Régions Rennes

Trois ans de retard pour un projet refusé pour cause de salamandre

La salamandre tachetée que l’on trouve à Rennes dans la prairie des Matelouères est un petit animal inoffensif. Pourtant, sa défense a donné lieu à une bagarre juridique menée par les opposants à la construction de quatre immeubles R + 2 à R + 4. La contestation du permis de construire pour ce programme de 53 logements dans le quartier de la Poterie, débute en juin 2011. « En septembre dernier, le juge a définitivement débouté les opposants de leur demande d’annulation de permis », se félicite Daniel Alliaume, président de SO.RE.IM, société de promotion locale retenue par la Ville de Rennes en 2009.

Associé à la Coop de Construction pour la réalisation de 26 logements aidés, Daniel Alliaume ajoute : « La salamandre est un prétexte. Ces riverains qui se prétendent écologistes voulaient garder l’usage de la prairie pour eux seuls. »

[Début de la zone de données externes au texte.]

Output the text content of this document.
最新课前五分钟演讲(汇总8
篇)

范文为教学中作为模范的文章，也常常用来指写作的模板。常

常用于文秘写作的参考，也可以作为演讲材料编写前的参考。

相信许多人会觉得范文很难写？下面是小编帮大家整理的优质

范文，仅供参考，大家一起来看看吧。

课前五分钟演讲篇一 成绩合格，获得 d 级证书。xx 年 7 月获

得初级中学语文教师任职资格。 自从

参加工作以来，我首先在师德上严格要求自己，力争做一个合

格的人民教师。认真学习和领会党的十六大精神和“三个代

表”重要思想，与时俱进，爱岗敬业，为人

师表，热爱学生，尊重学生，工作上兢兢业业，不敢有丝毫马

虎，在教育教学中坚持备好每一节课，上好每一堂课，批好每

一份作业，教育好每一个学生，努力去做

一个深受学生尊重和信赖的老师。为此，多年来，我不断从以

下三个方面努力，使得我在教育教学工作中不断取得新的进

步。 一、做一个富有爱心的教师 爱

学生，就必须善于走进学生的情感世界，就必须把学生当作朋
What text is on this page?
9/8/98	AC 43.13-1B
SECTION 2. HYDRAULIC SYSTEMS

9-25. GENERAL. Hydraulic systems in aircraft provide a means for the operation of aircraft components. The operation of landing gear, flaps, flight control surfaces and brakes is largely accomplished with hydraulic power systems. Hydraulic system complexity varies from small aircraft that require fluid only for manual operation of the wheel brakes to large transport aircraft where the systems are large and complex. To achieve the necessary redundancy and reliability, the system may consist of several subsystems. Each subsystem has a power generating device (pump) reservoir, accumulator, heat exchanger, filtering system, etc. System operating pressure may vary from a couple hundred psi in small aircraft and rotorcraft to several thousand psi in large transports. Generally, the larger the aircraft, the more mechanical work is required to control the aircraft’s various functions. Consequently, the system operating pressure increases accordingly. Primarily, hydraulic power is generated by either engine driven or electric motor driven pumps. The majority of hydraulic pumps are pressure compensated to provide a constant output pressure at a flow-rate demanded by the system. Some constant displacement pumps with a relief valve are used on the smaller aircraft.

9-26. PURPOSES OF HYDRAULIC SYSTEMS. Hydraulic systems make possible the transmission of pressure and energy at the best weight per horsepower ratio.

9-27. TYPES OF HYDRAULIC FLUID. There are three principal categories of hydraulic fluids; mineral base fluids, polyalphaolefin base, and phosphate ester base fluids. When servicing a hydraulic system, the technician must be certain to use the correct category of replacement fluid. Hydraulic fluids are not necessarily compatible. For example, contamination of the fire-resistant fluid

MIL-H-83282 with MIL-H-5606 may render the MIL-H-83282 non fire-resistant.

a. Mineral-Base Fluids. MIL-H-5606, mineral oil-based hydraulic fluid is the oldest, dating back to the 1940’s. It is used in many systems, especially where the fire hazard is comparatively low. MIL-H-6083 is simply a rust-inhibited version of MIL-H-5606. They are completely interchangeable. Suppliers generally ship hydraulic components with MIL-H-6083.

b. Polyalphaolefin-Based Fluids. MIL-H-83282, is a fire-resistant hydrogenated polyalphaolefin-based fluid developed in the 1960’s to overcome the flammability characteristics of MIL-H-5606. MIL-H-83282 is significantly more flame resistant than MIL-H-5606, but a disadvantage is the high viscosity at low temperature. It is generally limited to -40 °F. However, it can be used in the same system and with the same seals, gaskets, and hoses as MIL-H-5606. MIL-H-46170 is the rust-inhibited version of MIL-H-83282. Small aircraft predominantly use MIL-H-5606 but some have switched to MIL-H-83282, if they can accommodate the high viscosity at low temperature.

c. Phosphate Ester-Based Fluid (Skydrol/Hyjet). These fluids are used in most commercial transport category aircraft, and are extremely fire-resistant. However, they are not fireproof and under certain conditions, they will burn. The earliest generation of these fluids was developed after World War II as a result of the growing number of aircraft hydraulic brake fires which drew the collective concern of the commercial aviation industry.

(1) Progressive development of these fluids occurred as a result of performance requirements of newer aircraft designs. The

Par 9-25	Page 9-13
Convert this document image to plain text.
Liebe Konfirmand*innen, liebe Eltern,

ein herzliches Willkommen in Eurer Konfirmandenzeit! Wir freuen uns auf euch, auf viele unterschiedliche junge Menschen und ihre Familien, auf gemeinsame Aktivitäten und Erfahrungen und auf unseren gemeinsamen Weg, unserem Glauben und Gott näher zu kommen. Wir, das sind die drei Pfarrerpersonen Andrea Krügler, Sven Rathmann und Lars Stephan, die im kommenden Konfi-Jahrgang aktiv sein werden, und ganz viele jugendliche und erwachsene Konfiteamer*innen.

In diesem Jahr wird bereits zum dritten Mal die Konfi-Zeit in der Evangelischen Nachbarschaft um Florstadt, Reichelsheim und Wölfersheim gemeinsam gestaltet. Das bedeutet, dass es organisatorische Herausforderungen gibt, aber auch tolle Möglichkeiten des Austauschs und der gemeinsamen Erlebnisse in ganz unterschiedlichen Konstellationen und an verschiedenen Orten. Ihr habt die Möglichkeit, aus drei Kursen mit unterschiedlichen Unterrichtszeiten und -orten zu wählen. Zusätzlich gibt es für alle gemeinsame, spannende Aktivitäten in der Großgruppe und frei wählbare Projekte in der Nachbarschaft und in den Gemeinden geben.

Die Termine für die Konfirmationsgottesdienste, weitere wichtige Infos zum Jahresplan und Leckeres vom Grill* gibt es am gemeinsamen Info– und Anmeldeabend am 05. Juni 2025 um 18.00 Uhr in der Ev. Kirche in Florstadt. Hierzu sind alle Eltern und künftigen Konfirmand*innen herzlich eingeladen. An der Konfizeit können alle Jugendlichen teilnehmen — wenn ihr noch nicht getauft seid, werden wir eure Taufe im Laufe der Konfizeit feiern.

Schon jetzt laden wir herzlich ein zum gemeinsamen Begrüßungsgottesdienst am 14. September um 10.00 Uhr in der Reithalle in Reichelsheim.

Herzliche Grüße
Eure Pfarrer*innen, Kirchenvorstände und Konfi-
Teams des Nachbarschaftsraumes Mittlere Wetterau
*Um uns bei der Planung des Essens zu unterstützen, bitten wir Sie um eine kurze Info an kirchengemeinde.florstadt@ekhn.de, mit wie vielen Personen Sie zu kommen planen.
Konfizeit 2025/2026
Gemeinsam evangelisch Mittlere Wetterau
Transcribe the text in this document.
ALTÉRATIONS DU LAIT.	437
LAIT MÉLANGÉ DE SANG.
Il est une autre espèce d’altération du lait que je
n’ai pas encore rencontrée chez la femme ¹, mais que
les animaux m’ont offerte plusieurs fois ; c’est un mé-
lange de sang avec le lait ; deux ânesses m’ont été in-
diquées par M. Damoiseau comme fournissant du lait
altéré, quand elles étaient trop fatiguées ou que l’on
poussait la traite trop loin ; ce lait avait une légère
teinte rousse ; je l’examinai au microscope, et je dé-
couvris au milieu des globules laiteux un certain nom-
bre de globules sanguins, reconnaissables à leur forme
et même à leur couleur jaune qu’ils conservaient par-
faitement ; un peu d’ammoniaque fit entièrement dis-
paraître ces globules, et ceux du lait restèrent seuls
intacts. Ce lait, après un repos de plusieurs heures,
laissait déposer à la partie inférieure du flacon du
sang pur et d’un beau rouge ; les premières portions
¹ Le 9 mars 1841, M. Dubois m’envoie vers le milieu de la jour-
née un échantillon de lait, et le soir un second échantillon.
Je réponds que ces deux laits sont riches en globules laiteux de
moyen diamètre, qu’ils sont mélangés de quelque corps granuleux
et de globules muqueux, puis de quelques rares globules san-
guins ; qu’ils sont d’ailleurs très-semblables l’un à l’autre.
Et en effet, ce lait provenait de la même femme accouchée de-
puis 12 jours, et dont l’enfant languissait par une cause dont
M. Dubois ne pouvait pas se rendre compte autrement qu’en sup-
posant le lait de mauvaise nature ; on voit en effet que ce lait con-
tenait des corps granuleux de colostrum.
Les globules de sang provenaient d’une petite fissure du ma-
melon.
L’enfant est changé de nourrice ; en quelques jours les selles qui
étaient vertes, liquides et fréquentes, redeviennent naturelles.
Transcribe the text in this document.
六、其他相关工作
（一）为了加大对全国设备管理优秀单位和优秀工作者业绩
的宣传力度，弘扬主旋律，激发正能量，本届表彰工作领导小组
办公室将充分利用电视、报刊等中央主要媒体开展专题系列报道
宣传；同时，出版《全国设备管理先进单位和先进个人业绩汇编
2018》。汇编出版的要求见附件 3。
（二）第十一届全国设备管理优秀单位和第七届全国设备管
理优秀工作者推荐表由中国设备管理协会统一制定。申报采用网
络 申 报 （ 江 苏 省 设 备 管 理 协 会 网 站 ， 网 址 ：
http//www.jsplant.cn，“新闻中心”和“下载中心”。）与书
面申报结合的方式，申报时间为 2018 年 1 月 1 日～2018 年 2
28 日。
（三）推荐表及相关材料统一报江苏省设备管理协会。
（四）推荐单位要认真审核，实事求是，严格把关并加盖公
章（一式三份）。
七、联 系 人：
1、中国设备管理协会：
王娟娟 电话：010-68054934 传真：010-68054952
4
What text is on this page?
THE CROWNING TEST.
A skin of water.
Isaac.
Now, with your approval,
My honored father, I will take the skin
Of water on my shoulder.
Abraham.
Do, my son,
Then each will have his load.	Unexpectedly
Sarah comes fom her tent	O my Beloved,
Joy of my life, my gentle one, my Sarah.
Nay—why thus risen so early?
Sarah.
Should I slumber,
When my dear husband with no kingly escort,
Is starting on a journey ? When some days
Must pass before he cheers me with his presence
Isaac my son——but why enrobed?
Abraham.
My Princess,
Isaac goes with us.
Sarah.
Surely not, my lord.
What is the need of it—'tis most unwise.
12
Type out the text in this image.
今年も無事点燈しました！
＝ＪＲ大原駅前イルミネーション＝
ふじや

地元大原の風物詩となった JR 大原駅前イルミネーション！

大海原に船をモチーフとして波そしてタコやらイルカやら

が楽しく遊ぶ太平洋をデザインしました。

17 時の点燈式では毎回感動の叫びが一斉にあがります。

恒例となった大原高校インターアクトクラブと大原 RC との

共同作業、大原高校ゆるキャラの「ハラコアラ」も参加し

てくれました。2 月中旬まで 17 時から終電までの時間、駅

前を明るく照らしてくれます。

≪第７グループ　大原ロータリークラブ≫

Les salamandres protégées du chantier

Le lancement commercial vient de démarrer et les différents marchés passés selon la procédure des lots séparés sont en cours d’attribution, afin que les travaux puissent être engagés dès le premier trimestre 2015. Ils devraient durer vingt-deux mois pour un coût de 6,24 millions d’euros TTC.Si le jugement du tribunal administratif n’exige aucune modification du projet, en revanche, un arrêté préfectoral demande la mise en œuvre d’une barrière écologique. « Il s’agit d’empêcher les salamandres de venir sur le chantier. Cette bâche s’étendra sur 150 mètres », précisent Georges Le Garzic et Bernard Menguy, architectes du programme. « Notre objectif était de toucher le moins possible à la prairie : en bordure de rue, nous avons un immeuble R + 4 et dans la prairie, sont prévus trois immeubles R + 2 », poursuivent-ils. Elaborés en 2010 selon la méthode PCI (processus de conception intégrée) qui réunit en amont tous les intervenants, du maître d’ouvrage jusqu’à l’habitant, ces quatre bâtiments intégraient déjà les prescriptions de la RT 2012. Se voulant exemplaire d’un point de vue environnemental, le cahier des charges allait même jusqu’à la protection d’un poirier centenaire situé au centre de la parcelle. « L’ensemble sera chauffé par une chaufferie bois à pellets et nous avons disposé les toitures de façon à ce qu’un opérateur puisse installer des capteurs photovoltaïques », détaille Bernard Menguy. Entre autres originalités du projet : les voitures sont absentes sur le site et les accès aux appartements sont privatisés par le biais de passerelles accrochées aux celliers en ganivelle construits à quelques mètres.